Single by Roger Waters

from the album Soundtrack of The Last Mimzy
- A-side: "Hello (I Love You)" (radio edit)
- B-side: "Hello (I Love You)" (album version)
- Released: 12 March 2007
- Genre: Progressive rock
- Length: 6:16
- Label: Silva Screen Records
- Songwriter(s): Roger Waters, Howard Shore
- Producer(s): Roger Waters, James Guthrie

Roger Waters singles chronology
| "To Kill the Child / Leaving Beirut" (2004) | "Hello (I Love You)" (2007) | "We Shall Overcome" (2010) |

= Hello (I Love You) =

"Hello (I Love You)" is a song performed by former Pink Floyd member Roger Waters.

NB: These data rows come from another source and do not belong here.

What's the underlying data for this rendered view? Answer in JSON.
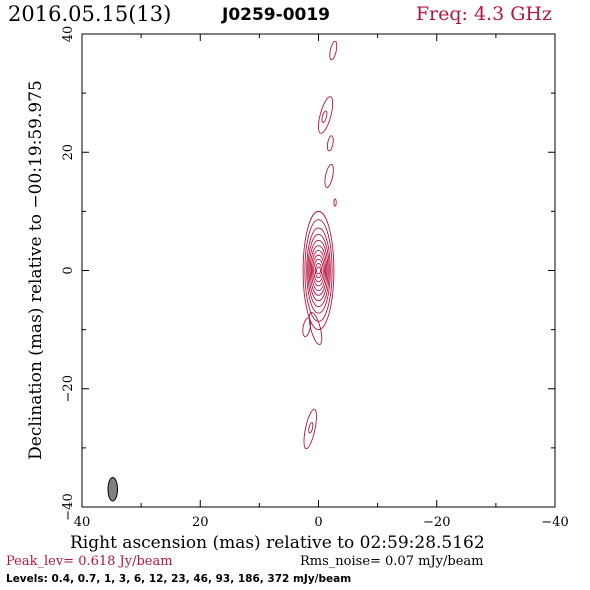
{
  "header": {
    "date_label": "2016.05.15(13)",
    "source_label": "J0259-0019",
    "freq_label": "Freq: 4.3 GHz"
  },
  "footer": {
    "peak_label": "Peak_lev=  0.618 Jy/beam",
    "rms_label": "Rms_noise= 0.07 mJy/beam",
    "levels_label": "Levels: 0.4, 0.7,   1,   3,   6,  12,  23,  46,  93, 186, 372 mJy/beam"
  },
  "colors": {
    "contour": "#b5153f",
    "accent_text": "#b5153f",
    "beam_fill": "#808080",
    "axis": "#000000"
  },
  "chart_data": {
    "type": "contour",
    "xlabel": "Right ascension (mas) relative to 02:59:28.5162",
    "ylabel": "Declination (mas) relative to −00:19:59.975",
    "xlim": [
      40,
      -40
    ],
    "ylim": [
      -40,
      40
    ],
    "xticks": [
      40,
      20,
      0,
      -20,
      -40
    ],
    "xtick_labels": [
      "40",
      "20",
      "0",
      "−20",
      "−40"
    ],
    "yticks": [
      -40,
      -20,
      0,
      20,
      40
    ],
    "ytick_labels": [
      "−40",
      "−20",
      "0",
      "20",
      "40"
    ],
    "levels_mJy_per_beam": [
      0.4,
      0.7,
      1,
      3,
      6,
      12,
      23,
      46,
      93,
      186,
      372
    ],
    "peak_Jy_per_beam": 0.618,
    "rms_noise_mJy_per_beam": 0.07,
    "beam": {
      "x": 34.8,
      "y": -37,
      "major": 4.0,
      "minor": 1.6,
      "pa": 0
    },
    "core": {
      "x": 0,
      "y": 0,
      "contours": [
        {
          "rx": 2.6,
          "ry": 10.0
        },
        {
          "rx": 2.3,
          "ry": 8.6
        },
        {
          "rx": 2.0,
          "ry": 7.2
        },
        {
          "rx": 1.8,
          "ry": 6.1
        },
        {
          "rx": 1.6,
          "ry": 5.1
        },
        {
          "rx": 1.4,
          "ry": 4.2
        },
        {
          "rx": 1.2,
          "ry": 3.4
        },
        {
          "rx": 1.0,
          "ry": 2.6
        },
        {
          "rx": 0.8,
          "ry": 1.9
        },
        {
          "rx": 0.55,
          "ry": 1.2
        },
        {
          "rx": 0.35,
          "ry": 0.6
        }
      ]
    },
    "components": [
      {
        "x": -2.5,
        "y": 37.2,
        "rx": 0.5,
        "ry": 1.6,
        "pa": 12
      },
      {
        "x": -1.2,
        "y": 26.3,
        "rx": 0.9,
        "ry": 3.2,
        "pa": 15
      },
      {
        "x": -1.0,
        "y": 26.0,
        "rx": 0.35,
        "ry": 1.0,
        "pa": 15
      },
      {
        "x": -2.0,
        "y": 21.5,
        "rx": 0.45,
        "ry": 1.3,
        "pa": 10
      },
      {
        "x": -1.8,
        "y": 16.0,
        "rx": 0.6,
        "ry": 2.0,
        "pa": 12
      },
      {
        "x": -2.8,
        "y": 11.5,
        "rx": 0.2,
        "ry": 0.6,
        "pa": 0
      },
      {
        "x": 2.0,
        "y": -9.6,
        "rx": 0.6,
        "ry": 1.6,
        "pa": 10
      },
      {
        "x": 0.5,
        "y": -9.8,
        "rx": 0.8,
        "ry": 2.8,
        "pa": -15
      },
      {
        "x": 1.4,
        "y": -26.8,
        "rx": 0.8,
        "ry": 3.4,
        "pa": 12
      },
      {
        "x": 1.3,
        "y": -26.6,
        "rx": 0.3,
        "ry": 0.9,
        "pa": 12
      }
    ]
  }
}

The song was created as a collaborative effort with Howard Shore for the 2007 film The Last Mimzy.

==Overview==
As Waters stated, "I think together we've come up with a song that captures the themes of the movie – the clash between humanity's best and worst instincts, and how a child's innocence can win the day".

Waters performed vocals and the bass for the song. The song itself contains references to the Pink Floyd albums The Wall and The Dark Side of the Moon, as well as Waters' solo album Radio K.A.O.S..

===Music video===
The song's music video features images from the film as well as recording sessions with Waters, Shore, producer James Guthrie and actress Rhiannon Leigh Wryn.